Anayasa mahkemesine bir yazı göndereceğiz. Tavzi ve maddi hatanın düzeltilmesi yönünde. Meclisin adını geçiriyorsun bir yerde peki ama ne yapmalı.
"Kesin hükmün ortadan kalkması lazım"
Bu kararda 137 sayfa yazmış mahkeme ama şunu söylemiyorum mesele şu milletvekilliği nasıl düştü kesin hükümün bildirilmesiyle düştü. Öncelikle bir kesim Hüküm olacak ve bildirilecek. Kesin hüküm ne zaman ortadan kalkacak AYM'nin kararında buna dair bir cümle yok.
Kesin hüküm ne zaman kalkacak, bu yönde bir yazı yok. Anayasa mahkemesi uzun uzun anlatıyor tekrar 14. Ağır Ceza’ya yolluyor. Demek ki kendisinin bu yönde hüküm vermeye yetkisi yok. Kesin hükmün ortadan kalkması gerekiyor. Durma kararı sonrası usulüne göre meclise gelmesi, okutulması gerekir. Anaysa mahkemesine yakışmayan kararlar var.
Kesin hükmün ortadan kalkması lazım.
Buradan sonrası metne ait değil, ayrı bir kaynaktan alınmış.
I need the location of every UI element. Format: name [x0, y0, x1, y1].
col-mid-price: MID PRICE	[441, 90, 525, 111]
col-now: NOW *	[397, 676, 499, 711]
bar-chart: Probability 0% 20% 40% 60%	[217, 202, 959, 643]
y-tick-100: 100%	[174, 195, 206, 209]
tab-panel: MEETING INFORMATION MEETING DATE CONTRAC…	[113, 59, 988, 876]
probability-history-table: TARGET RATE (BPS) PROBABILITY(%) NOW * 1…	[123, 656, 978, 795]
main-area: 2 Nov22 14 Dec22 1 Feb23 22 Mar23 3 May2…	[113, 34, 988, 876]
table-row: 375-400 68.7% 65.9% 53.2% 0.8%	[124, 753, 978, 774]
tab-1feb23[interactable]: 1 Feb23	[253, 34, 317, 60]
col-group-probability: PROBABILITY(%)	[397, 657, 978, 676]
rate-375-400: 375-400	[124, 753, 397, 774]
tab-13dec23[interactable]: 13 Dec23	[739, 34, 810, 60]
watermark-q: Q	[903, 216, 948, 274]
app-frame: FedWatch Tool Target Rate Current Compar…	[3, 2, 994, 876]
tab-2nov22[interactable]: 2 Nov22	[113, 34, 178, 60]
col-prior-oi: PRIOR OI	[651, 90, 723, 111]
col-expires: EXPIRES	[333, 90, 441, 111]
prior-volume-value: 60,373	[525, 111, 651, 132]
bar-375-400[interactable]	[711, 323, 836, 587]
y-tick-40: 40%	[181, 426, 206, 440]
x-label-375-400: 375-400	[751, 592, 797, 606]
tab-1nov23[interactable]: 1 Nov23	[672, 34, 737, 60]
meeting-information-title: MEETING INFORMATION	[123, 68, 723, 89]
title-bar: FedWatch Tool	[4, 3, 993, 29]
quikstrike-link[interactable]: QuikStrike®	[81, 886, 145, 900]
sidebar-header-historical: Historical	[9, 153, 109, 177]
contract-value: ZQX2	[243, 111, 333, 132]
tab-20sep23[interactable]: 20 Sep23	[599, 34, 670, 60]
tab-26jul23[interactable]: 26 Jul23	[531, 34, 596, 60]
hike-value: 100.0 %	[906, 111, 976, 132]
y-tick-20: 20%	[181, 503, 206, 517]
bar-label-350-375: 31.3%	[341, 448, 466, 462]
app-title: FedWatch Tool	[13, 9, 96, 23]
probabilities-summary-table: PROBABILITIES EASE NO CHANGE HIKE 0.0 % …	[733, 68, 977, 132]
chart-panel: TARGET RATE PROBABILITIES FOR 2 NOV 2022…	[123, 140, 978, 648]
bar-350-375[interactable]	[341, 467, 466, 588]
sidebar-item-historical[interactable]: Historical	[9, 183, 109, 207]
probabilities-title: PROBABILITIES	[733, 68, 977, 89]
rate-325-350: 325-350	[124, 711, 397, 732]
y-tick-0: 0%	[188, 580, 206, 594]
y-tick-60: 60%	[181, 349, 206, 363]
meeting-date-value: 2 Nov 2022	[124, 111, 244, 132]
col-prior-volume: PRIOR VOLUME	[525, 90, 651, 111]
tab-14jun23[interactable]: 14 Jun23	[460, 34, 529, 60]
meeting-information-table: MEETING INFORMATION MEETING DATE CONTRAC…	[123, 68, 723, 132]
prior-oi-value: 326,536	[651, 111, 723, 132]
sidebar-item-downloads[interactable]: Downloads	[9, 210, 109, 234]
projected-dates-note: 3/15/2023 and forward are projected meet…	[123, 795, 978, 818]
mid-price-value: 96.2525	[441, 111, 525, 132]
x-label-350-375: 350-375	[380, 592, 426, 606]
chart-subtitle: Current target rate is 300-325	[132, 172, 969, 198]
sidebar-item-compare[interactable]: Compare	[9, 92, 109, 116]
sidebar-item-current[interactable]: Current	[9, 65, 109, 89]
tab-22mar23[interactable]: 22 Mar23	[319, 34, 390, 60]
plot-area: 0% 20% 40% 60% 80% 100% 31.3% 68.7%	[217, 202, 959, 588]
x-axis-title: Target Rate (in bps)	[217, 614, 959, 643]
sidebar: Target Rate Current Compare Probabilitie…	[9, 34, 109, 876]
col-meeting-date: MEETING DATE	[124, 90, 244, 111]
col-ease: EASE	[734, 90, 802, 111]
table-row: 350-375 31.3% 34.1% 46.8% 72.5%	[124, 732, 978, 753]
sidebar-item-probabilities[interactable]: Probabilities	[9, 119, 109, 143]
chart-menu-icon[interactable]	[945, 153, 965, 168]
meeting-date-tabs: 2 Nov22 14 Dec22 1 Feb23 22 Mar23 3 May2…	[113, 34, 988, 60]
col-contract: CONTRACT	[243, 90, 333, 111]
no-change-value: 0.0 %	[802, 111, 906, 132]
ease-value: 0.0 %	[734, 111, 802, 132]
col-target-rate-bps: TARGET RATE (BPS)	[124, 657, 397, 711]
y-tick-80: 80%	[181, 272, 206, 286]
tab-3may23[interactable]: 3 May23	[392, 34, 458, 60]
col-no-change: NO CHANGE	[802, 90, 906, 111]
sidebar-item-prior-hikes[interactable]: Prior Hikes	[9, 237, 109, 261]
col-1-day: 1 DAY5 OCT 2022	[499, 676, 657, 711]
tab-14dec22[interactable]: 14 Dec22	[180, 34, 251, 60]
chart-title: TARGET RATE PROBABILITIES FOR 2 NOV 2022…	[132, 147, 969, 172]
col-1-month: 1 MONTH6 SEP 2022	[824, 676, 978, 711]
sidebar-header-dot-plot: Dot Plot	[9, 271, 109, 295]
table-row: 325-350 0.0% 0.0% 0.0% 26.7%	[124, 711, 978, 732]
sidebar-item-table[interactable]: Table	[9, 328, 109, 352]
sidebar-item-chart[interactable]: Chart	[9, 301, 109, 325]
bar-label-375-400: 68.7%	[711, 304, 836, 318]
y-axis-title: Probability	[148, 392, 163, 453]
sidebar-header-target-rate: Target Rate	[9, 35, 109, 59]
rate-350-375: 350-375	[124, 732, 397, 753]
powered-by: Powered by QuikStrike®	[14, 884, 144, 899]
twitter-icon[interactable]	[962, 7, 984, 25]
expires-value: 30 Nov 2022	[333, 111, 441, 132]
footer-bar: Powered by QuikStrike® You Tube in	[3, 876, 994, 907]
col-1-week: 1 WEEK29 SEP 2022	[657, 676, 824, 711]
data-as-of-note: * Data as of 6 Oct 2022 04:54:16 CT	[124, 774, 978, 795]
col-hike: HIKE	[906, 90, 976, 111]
Benzeri yok, hukuk kurallarıyla düzenlemiş değil ama kanaatimi söylüyorum.
Boğaziçi eylemleri yorumu
Ben Boğaziçi eylemlerini profesyonellerin organize ettiği eylemler olduğunu görüyorum. Nitekim dün Kadıköy’de gördük. Polis araçlarını tekmeleyen kişiler var.
Toplumsal olayların fitilinin ateşlenmesini bekleyenler var. Boğaziçi'nden yeni bir Gezi çıkarmak isteyenlerin tuzağına gençleri düşürmeyiz.